Audiard, le prophète sans ciseaux

28 August 2009 | PAR Yaël Hirsch

Grand prix du jury du festival de Cannes, Un prophète de Jacques Audiard était le film français le plus attendu de cette rentrée. Film d’apprentissage en prison aux images somptueuses, un prophète écrase son public en longueurs : 2h35 !

proph1Désormais majeur à l’âge de 19 ans, Malik El Djebena (Tahar Rahim) est incarcéré à la « centrale ». Il en a pris pour six ans. Dans la prison les Corses dirigés par Cesare (Niels Arestrup) dominent. Ils forcent le jeune homme à travailler pour eux. Ce baptême va forcer le jeune homme frêle et solitaire à utiliser son cerveau. Il apprend à lire, à parler Corse, fait le go-between avec les Arabes et  se lance dans la maîtrise des rouages d’un monde masculin où l’on s’entre-utilise sans foi ni loi pour devenir un cador…

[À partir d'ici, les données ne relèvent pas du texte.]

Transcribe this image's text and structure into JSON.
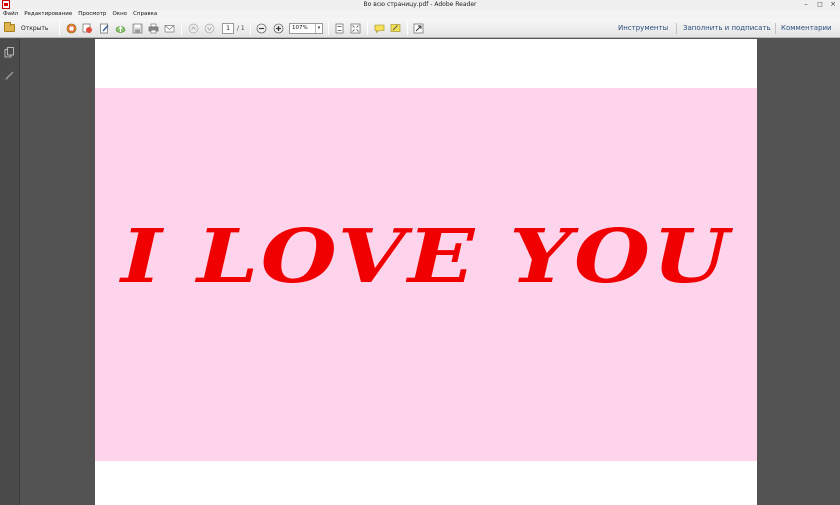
{
  "window": {
    "title": "Во всю страницу.pdf - Adobe Reader",
    "controls": {
      "minimize": "–",
      "maximize": "◻",
      "close": "×"
    }
  },
  "menu": [
    "Файл",
    "Редактирование",
    "Просмотр",
    "Окно",
    "Справка"
  ],
  "toolbar": {
    "open_label": "Открыть",
    "page_current": "1",
    "page_total": "/ 1",
    "zoom": "107%",
    "zoom_dropdown": "▾",
    "right_buttons": [
      "Инструменты",
      "Заполнить и подписать",
      "Комментарии"
    ]
  },
  "document": {
    "text": "I LOVE YOU",
    "colors": {
      "banner": "#fdd4ec",
      "text": "#f00000",
      "page": "#ffffff",
      "background": "#535353"
    }
  }
}
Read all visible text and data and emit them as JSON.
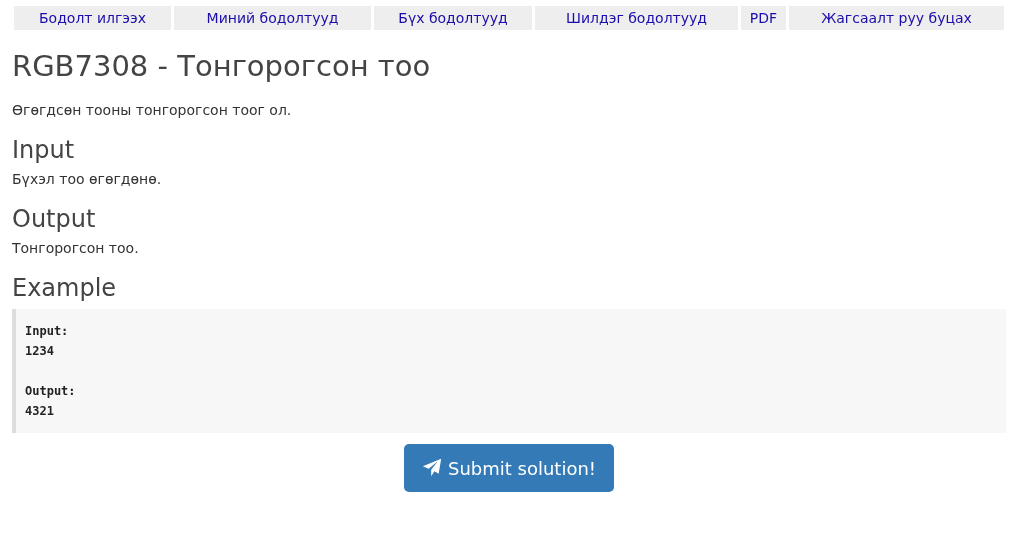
{
  "nav": [
    {
      "label": "Бодолт илгээх"
    },
    {
      "label": "Миний бодолтууд"
    },
    {
      "label": "Бүх бодолтууд"
    },
    {
      "label": "Шилдэг бодолтууд"
    },
    {
      "label": "PDF"
    },
    {
      "label": "Жагсаалт руу буцах"
    }
  ],
  "title": "RGB7308 - Тонгорогсон тоо",
  "statement": "Өгөгдсөн тооны тонгорогсон тоог ол.",
  "sections": [
    {
      "heading": "Input",
      "text": "Бүхэл тоо өгөгдөнө."
    },
    {
      "heading": "Output",
      "text": "Тонгорогсон тоо."
    }
  ],
  "example": {
    "heading": "Example",
    "blocks": [
      {
        "label": "Input:",
        "value": "1234"
      },
      {
        "label": "Output:",
        "value": "4321"
      }
    ]
  },
  "submit_button": "Submit solution!"
}
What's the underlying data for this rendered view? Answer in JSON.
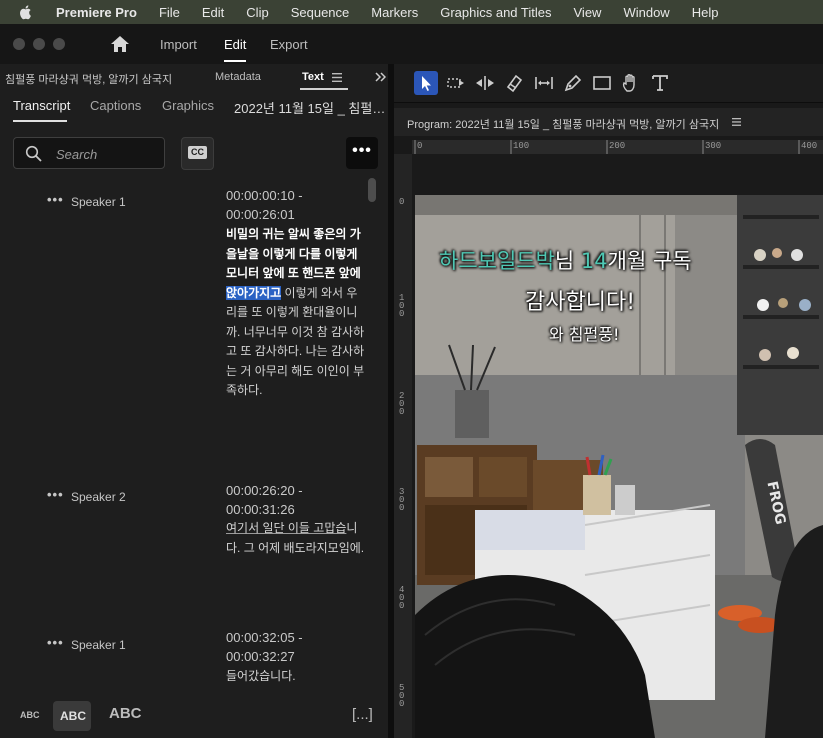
{
  "menubar": {
    "app_name": "Premiere Pro",
    "items": [
      "File",
      "Edit",
      "Clip",
      "Sequence",
      "Markers",
      "Graphics and Titles",
      "View",
      "Window",
      "Help"
    ]
  },
  "workspace": {
    "tabs": [
      "Import",
      "Edit",
      "Export"
    ],
    "active": "Edit"
  },
  "left_panel": {
    "header": {
      "clip_title": "침펄풍 마라샹궈 먹방, 알까기 삼국지",
      "metadata_tab": "Metadata",
      "text_tab": "Text"
    },
    "tabs": {
      "transcript": "Transcript",
      "captions": "Captions",
      "graphics": "Graphics",
      "sequence_title": "2022년 11월 15일 _ 침펄…"
    },
    "search": {
      "placeholder": "Search",
      "value": ""
    },
    "cc_label": "CC",
    "more_label": "•••",
    "segments": [
      {
        "speaker": "Speaker 1",
        "time_start": "00:00:00:10 -",
        "time_end": "00:00:26:01",
        "text_bold": "비밀의 귀는 알씨 좋은의 가을날을 이렇게 다를 이렇게 모니터 앞에 또 핸드폰 앞에 ",
        "text_highlight": "앉아가지고",
        "text_rest": " 이렇게 와서 우리를 또 이렇게 환대율이니까. 너무너무 이것 참 감사하고 또 감사하다. 나는 감사하는 거 아무리 해도 이인이 부족하다."
      },
      {
        "speaker": "Speaker 2",
        "time_start": "00:00:26:20 -",
        "time_end": "00:00:31:26",
        "text_underlined": "여기서 일단 이들 고맙습",
        "text_rest": "니다. 그 어제 배도라지모임에."
      },
      {
        "speaker": "Speaker 1",
        "time_start": "00:00:32:05 -",
        "time_end": "00:00:32:27",
        "text": "들어갔습니다."
      }
    ],
    "footer": {
      "abc_small": "ABC",
      "abc_medium": "ABC",
      "abc_large": "ABC",
      "bracket": "[...]"
    }
  },
  "program_monitor": {
    "title": "Program: 2022년 11월 15일 _ 침펄풍 마라샹궈 먹방, 알까기 삼국지",
    "ruler_top": [
      "0",
      "100",
      "200",
      "300",
      "400"
    ],
    "ruler_left": [
      "0",
      "1 0 0",
      "2 0 0",
      "3 0 0",
      "4 0 0",
      "5 0 0"
    ],
    "caption": {
      "highlight_name": "하드보일드박",
      "suffix_1": "님 ",
      "months": "14",
      "suffix_2": "개월 구독",
      "line2": "감사합니다!",
      "line3": "와 침펄풍!"
    },
    "skateboard_text": "FROG"
  },
  "colors": {
    "accent_blue": "#2a62c4",
    "caption_teal": "#4fc8b4",
    "menubar_bg": "#3b4235"
  }
}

Avec un thème fort et original, la prison, Jacques Audiard promettait pour son 5 e long métrage un film exceptionnel. Et cependant, ce prophète traîne en longueurs. Quelle que soit la beauté des plans, rien ne justifie 2h35 de film. Au niveau du message, si les rouages de la domination sont extrêmement bien analysés, Audiard qui nous avait habitué à éclairer certains aspect ambigus de la nature humaine (Un héros très discret, Sur mes lèvres et De battre mon cœur s’est arrêté) est trop occupé à jouer lui-même le rôle du prophète du cinéma pour creuser les relations entre ses personnages.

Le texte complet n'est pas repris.